We were in the dining room for Hawaiian Night. Nobody used the word luau. This was not one of those evenings on the other side of Maui that you get to with a coupon. (COMBO SPECIAL! TURTLE SNORKEL PLUS LUAU! FREE PAREU—$15 VALUE!) The buffet was set with a classic dinner of roast pork and poi and purple Maui sweet potatoes and taro rolls and laulau, or butterfish and pork steamed in ti leaves. The room was unusually full, as much with locals as with hotel guests.

So just who was that older Caucasian woman in the pink muumuu sitting at the best table? I would have guessed she lived behind a gate on a golf course in Scottsdale, but in fact she was one of the great ladies of Hana, who lives in an envied oceanfront house. She'd brought two young Hawaiian women to dinner and the show. Almost every night some member of the hotel staff performs in the bar or restaurant. That night it was a group of eight, all of whom work in housekeeping and catering when they're not playing the guitar or doing the hula.

These were not the professional hula babes I'd seen before on Waikiki, but nothing this genuine could be called amateur. Some of the women were big, really big, and the bigger they were, the more I couldn't stop looking at them. Their sway was the most hypnotic of all. I was assured by a fellow diner that it wasn't my imagination: "The bigger the dancer, the better the sway."

All of the Hawaiian songs sounded much the same to a mainlander's ear, except for one. The Dawning—Ke Alaula—was a pop hit eight or nine years ago and created a swell of pride in being Hawaiian. Chang said it wasn't unusual for people to cry when they heard it. I didn't understand a word, but I did notice that the local audience sat up considerably straighter. It was like being in Rick's Café listening to La Marseillaise.

Hana town is quieter than most people expect. The tour is a quick one. You can spend thousands at the superb Hana Coast Gallery, or a few dollars at Hasegawa's General Store, a local landmark stocked with Spam sushi and vacuum-packed bags of poi. After that, there's the post office.

You can drive another scenic hour to the natural pools at Oheo Gulch, but I don't recommend getting out.

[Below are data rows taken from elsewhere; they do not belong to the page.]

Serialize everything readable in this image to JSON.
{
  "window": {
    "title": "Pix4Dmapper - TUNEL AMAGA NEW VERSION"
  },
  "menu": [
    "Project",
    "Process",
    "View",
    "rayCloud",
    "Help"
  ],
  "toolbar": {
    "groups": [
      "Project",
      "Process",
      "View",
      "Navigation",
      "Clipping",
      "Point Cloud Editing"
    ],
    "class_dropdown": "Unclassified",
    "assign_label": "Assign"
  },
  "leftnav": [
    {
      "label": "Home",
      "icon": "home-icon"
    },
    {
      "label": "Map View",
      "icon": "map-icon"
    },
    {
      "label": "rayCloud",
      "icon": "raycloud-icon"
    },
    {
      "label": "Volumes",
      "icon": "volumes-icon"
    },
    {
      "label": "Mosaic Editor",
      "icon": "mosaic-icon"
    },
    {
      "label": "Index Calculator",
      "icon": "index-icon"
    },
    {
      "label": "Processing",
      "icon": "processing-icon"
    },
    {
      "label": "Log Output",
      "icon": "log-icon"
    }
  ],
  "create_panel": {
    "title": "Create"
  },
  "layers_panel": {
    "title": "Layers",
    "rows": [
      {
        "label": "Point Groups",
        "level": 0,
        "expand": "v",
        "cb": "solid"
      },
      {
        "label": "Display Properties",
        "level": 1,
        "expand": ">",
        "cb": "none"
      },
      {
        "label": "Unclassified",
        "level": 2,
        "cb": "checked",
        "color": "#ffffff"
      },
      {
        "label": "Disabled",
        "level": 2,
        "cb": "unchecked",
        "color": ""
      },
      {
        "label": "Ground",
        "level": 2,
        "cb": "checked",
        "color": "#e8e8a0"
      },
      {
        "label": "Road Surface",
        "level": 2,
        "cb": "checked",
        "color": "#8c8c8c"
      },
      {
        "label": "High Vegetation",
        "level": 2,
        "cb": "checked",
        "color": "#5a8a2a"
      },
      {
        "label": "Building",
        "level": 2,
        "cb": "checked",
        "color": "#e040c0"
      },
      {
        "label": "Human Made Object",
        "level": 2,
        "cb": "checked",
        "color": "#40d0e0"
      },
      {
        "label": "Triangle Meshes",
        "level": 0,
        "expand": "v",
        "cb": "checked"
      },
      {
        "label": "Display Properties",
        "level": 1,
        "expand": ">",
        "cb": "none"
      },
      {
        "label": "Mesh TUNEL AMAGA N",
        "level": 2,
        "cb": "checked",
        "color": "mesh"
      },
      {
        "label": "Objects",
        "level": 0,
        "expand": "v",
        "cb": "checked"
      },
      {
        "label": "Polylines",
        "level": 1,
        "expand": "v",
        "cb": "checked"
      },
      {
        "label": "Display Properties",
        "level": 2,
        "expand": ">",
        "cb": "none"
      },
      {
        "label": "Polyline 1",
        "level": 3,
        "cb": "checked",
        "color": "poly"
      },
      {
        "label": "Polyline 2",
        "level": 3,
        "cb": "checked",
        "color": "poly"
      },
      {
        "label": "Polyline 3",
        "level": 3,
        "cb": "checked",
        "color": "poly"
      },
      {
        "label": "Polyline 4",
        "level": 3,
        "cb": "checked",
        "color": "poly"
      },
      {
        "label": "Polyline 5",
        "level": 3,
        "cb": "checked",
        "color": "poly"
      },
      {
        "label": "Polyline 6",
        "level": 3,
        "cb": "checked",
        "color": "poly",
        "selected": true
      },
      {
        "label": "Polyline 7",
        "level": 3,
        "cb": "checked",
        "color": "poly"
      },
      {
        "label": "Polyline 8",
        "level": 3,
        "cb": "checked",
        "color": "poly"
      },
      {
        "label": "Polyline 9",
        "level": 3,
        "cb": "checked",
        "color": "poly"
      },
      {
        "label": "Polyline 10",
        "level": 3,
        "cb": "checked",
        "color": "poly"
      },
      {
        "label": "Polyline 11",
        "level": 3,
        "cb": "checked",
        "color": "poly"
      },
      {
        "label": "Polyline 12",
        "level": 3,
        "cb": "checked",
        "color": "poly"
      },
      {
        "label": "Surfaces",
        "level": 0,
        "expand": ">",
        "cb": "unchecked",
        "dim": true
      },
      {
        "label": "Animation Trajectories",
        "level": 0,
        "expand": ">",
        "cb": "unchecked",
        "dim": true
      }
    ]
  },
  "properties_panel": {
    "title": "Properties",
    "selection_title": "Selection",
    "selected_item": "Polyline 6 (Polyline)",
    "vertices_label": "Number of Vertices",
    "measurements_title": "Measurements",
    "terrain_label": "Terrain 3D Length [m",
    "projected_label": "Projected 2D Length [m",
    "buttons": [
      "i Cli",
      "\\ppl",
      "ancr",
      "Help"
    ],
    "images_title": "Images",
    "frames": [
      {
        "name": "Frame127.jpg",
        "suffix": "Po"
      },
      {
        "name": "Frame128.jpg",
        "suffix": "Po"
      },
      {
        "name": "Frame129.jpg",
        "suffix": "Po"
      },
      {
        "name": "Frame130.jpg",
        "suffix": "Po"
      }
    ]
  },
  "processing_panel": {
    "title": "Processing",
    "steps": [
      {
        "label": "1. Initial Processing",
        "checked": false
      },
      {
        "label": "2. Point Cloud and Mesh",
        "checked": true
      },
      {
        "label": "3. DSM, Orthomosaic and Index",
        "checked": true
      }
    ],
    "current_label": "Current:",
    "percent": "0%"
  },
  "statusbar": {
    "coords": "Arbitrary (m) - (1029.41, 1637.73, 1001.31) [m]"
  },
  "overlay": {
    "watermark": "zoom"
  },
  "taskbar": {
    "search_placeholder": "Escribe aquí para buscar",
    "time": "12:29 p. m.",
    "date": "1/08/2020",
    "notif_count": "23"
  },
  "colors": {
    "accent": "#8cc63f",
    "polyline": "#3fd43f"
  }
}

Drive one more mile, until you feel you've fallen off the edge of the earth, to the grave of Charles Lindbergh, who chose the humblest end imaginable. On the way back, pull over at Seven Pools Smoothies, a wooden fruit stand with a devastating view of the Pacific, where the Last Hippie will crack a coconut for you while you wonder how you both got to this particular spot.